In order to access all the main documents of the last review, follow this link
Points of the national report which deal with education.
79. Education is a fundamental right that is guaranteed and promoted by the Mexican State. Both the right to education and human rights education are promoted, thereby generating inclusion, learning and participation and developing a sense of citizenship. Primary education is virtually universal. The national education system now has 33.3 million pupils and students at the basic, upper secondary and higher levels and in vocational training. The objectives of the 2007-2012 Sectoral Education Programme include improving the quality of education; expanding educational opportunities as a means of reducing inequality and promoting equality between social groups; and offering an all-round education.
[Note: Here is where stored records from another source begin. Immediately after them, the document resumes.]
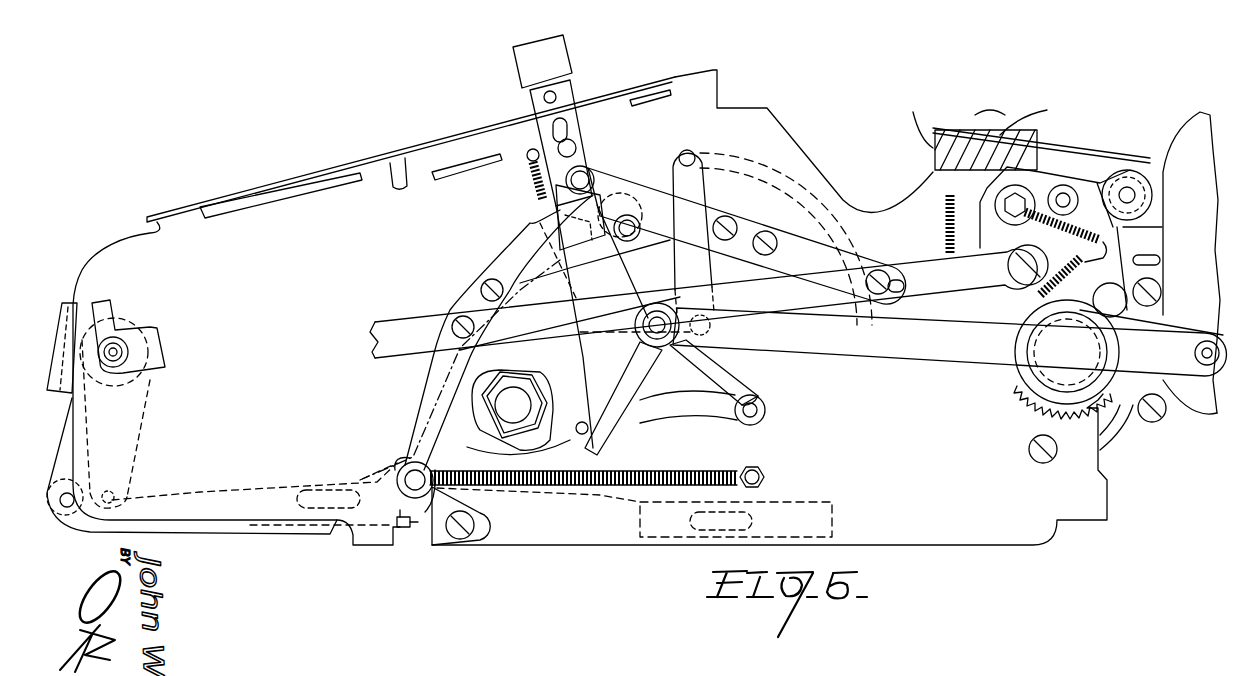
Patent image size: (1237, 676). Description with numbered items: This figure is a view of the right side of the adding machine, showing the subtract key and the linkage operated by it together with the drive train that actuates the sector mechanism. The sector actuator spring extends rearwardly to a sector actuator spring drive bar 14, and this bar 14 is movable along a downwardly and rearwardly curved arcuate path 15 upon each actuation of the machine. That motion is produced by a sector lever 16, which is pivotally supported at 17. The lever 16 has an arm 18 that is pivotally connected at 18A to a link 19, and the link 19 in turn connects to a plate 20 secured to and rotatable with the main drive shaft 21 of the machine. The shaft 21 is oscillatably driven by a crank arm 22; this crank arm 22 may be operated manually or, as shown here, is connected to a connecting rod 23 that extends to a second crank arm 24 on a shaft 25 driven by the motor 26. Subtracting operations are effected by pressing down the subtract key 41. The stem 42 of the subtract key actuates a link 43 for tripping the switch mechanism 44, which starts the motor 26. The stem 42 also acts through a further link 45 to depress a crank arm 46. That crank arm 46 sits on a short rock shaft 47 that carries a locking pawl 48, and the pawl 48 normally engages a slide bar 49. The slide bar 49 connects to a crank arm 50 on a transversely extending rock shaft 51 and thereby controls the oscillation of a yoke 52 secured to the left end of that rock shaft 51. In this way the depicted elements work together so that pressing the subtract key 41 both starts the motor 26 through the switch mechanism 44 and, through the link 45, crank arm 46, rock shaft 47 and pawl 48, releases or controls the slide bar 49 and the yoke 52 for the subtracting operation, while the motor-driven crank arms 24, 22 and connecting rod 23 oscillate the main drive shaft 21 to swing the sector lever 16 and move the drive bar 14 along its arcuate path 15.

The sector actuator spring drive bar 14 is at (684, 150).
The arcuate path 15 is at (818, 198).
The sector lever 16 is at (670, 258).
The pivot 17 is at (717, 327).
The arm 18 is at (737, 377).
The pivotal connection 18A is at (757, 410).
The link 19 is at (682, 402).
The plate 20 is at (575, 437).
The main drive shaft 21 is at (517, 398).
The crank arm 22 is at (630, 364).
The connecting rod 23 is at (917, 353).
The crank arm 24 is at (1127, 380).
The shaft 25 is at (1030, 393).
The motor 26 is at (1203, 397).
The subtract key 41 is at (563, 93).
The stem 42 is at (580, 140).
The link 43 is at (707, 207).
The switch mechanism 44 is at (1127, 150).
The link 45 is at (470, 293).
The crank arm 46 is at (468, 506).
The short rock shaft 47 is at (463, 538).
The locking pawl 48 is at (405, 528).
The slide bar 49 is at (275, 485).
The crank arm 50 is at (63, 440).
The rock shaft 51 is at (130, 350).
The yoke 52 is at (60, 302).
80. This programme includes a scholarship scheme that currently benefits some 6 million low-income pupils at all levels of education. Significant efforts are also being made to integrate children and young people with disabilities.61 During the 2007/08 school year, 21,997 basic education facilities met the minimum conditions for integrating pupils with special educational needs and attended to 177,856 pupils with such needs. A major effort is being made to provide instruction in indigenous languages, including the development of teaching materials, teacher training and the promotion of indigenous language instruction. During the 2006/07 school year, 1.4 million sets of material were distributed to 583,202 primary school pupils in 33 indigenous languages.
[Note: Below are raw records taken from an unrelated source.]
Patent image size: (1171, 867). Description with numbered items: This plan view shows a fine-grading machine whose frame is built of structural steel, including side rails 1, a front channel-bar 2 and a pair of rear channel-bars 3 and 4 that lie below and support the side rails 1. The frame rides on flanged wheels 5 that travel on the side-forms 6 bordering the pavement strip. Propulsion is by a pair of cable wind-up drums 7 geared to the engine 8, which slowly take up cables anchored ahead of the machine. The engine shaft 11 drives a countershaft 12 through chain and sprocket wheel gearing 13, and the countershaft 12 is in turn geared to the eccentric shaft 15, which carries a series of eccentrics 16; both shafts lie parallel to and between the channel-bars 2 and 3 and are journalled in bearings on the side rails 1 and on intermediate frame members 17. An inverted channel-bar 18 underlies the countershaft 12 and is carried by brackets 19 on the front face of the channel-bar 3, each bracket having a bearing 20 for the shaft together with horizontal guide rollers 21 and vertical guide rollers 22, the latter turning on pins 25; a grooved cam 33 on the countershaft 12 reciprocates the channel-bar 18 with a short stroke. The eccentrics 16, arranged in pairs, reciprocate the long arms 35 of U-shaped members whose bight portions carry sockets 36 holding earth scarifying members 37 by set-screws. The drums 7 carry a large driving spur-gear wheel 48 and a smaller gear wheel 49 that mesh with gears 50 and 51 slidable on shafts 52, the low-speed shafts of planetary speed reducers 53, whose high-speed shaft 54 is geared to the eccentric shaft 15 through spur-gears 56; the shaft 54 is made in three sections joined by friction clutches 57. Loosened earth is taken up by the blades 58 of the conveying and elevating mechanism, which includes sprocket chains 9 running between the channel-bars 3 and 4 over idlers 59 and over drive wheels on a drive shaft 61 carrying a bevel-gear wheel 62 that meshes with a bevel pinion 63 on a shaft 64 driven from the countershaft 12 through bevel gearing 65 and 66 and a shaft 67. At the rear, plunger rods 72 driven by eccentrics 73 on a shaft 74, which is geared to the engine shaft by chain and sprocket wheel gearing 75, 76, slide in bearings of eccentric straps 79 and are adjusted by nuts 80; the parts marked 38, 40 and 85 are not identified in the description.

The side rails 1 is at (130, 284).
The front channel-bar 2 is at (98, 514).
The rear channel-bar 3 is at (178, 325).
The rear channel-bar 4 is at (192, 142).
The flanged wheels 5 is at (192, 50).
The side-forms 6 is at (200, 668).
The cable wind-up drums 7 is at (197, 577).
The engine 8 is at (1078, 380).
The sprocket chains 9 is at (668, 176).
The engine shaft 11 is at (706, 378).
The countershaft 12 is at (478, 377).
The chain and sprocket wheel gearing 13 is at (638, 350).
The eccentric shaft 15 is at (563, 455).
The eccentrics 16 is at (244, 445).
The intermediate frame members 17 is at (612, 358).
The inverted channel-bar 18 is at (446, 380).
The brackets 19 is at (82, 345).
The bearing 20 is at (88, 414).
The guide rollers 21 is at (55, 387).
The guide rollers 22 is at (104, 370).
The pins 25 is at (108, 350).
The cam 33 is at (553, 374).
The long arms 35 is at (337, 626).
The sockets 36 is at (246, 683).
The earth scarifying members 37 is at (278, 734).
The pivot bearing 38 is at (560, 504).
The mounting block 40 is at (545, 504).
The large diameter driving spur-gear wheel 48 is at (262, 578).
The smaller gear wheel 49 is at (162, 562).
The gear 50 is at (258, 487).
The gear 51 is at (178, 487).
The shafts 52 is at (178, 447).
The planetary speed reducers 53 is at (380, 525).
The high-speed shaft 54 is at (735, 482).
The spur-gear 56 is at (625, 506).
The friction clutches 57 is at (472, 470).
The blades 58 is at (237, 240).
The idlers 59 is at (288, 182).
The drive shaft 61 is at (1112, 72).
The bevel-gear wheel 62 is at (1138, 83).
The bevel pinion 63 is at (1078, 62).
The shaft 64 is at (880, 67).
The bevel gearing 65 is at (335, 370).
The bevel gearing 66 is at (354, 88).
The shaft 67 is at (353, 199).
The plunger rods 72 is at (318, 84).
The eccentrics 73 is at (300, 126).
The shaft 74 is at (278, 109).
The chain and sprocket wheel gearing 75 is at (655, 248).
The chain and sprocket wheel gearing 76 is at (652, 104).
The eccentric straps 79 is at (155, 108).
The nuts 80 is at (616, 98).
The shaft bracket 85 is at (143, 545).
81. Improving the quality of education represents a major challenge. The Alliance for Quality in Education, a programme launched in May 2008, promotes infrastructure improvement, refresher training for teachers and evaluation of the education system. The plan is to renovate 27,000 schools and to equip 14,000 schools so as to enable three out of every four students to connect to the Internet. Primary, secondary and upper secondary curricula have a high human rights content.62
122. Although it develops educational materials, promotes initial and specialist teacher training and promotes the teaching of indigenous languages in schools, Mexico still has not managed to guarantee indigenous peoples full access to compulsory bilingual intercultural education with qualified teachers who can speak and write a given community’s language variant. The Federal Government has developed intercultural universities in various federal entities.
(61) Durante el ciclo escolar 2007-2008 se distribuyeron libros de texto gratuitos de educación primaria: 5,535 en sistema Braille.
(62) V Informe Interamericano de la Educación en Derechos Humanos. Instituto Interamericano de Derechos Humanos.